In earlier versions, the game was often a short-form meme experience—click a few options, get killed, and laugh at the absurdity. However, the "Expansion" builds imply a move toward a more robust structure. Version v13801 suggests a game that has undergone numerous iterative patches (the version number implies thousands of updates or a specific developer tracking method). This build introduces a wider array of "suitors" (players) trying to navigate the complexities of dating a supernatural monster.
✅ Yes if: you’ve finished the base game, want more replayability, or enjoy extended slice-of-life mechanics.
❌ No if: you prefer a tight 6–8 hour experience (v13801 adds ~10–15 hours) or dislike minor bugs.

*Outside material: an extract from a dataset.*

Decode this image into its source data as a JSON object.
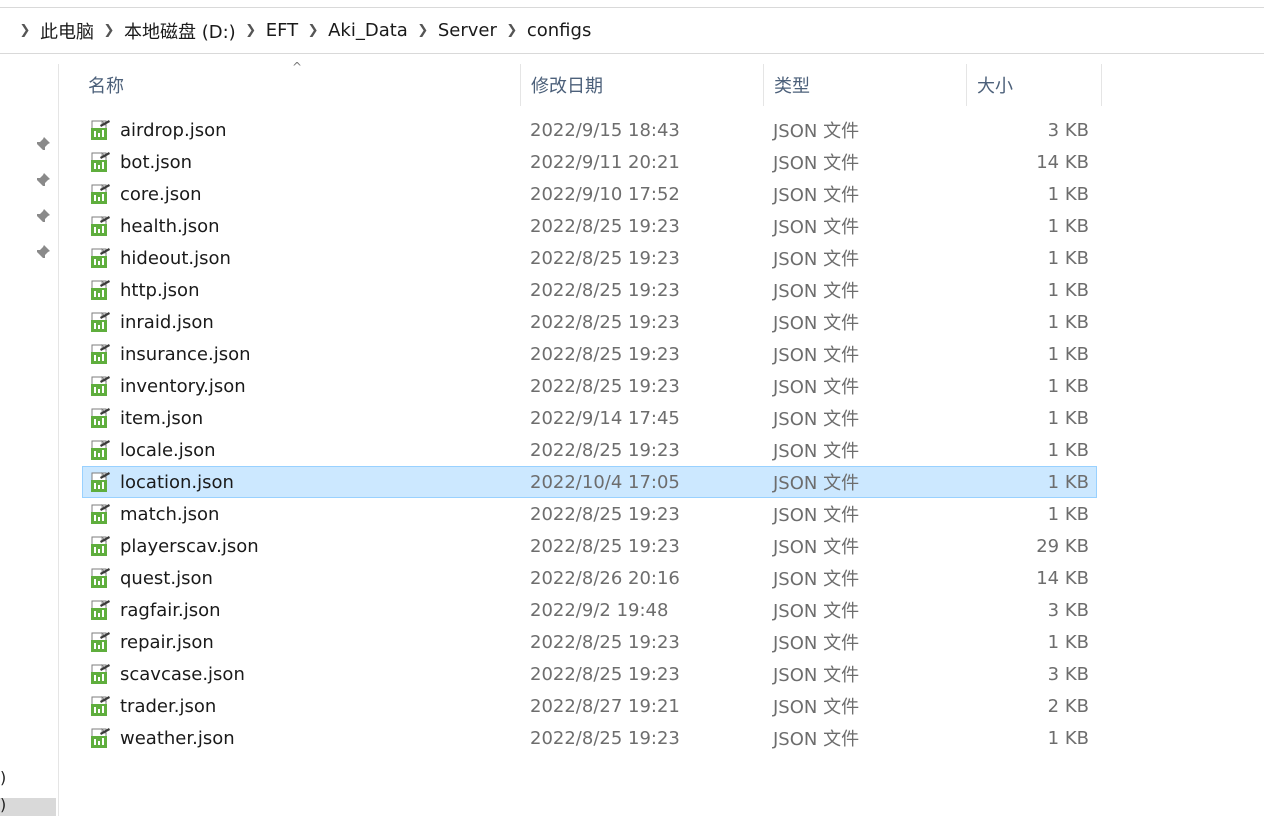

⚖️ Wait if: you rely on old saves – consider finishing your current run first. At its heart, “Tomie Wants to Get Married
Tomie’s invitations arrived like small vows folded into cream paper—each one weighted with the scent of orange blossom, each one stamped with the same version number in a tiny typewriter font: v13801. People said weddings made one human, but Tomie believed they made time: a seam stitched through past and possibility. This time, she wanted to close the seam for good.
This version introduces several critical changes that differentiate it from the vanilla experience:
A. The "H-Parameter" & Corruption System The most distinct feature of the expansion is the granular tracking of the protagonist Tomie’s mental and physical state. Unlike the base game, which relied on simpler binary choices, v13801 introduces a complex parameter system. Tomie’s invitations arrived like small vows folded into
B. Expanded UI and Daily Planning The interface has been completely redesigned. The base game had a somewhat clunky calendar system; the expansion streamlines this.
C. New Career Paths and "Services" The expansion broadens the economic gameplay. In the base game, work was generic. In v13801:
D. The "H-Mode" Integration The expansion introduces an explicit mode that integrates with the daily simulation. Scenes are no longer just story events; they are tied to the stats accumulated during gameplay. This provides a tangible gameplay reward for maximizing specific parameters.
The specific build number, v13801, is often associated with a period of the game where the developer heavily experimented with the engine (likely RPG Maker or a similar pixel-art framework). The aesthetic is a jarring clash of cute and macabre.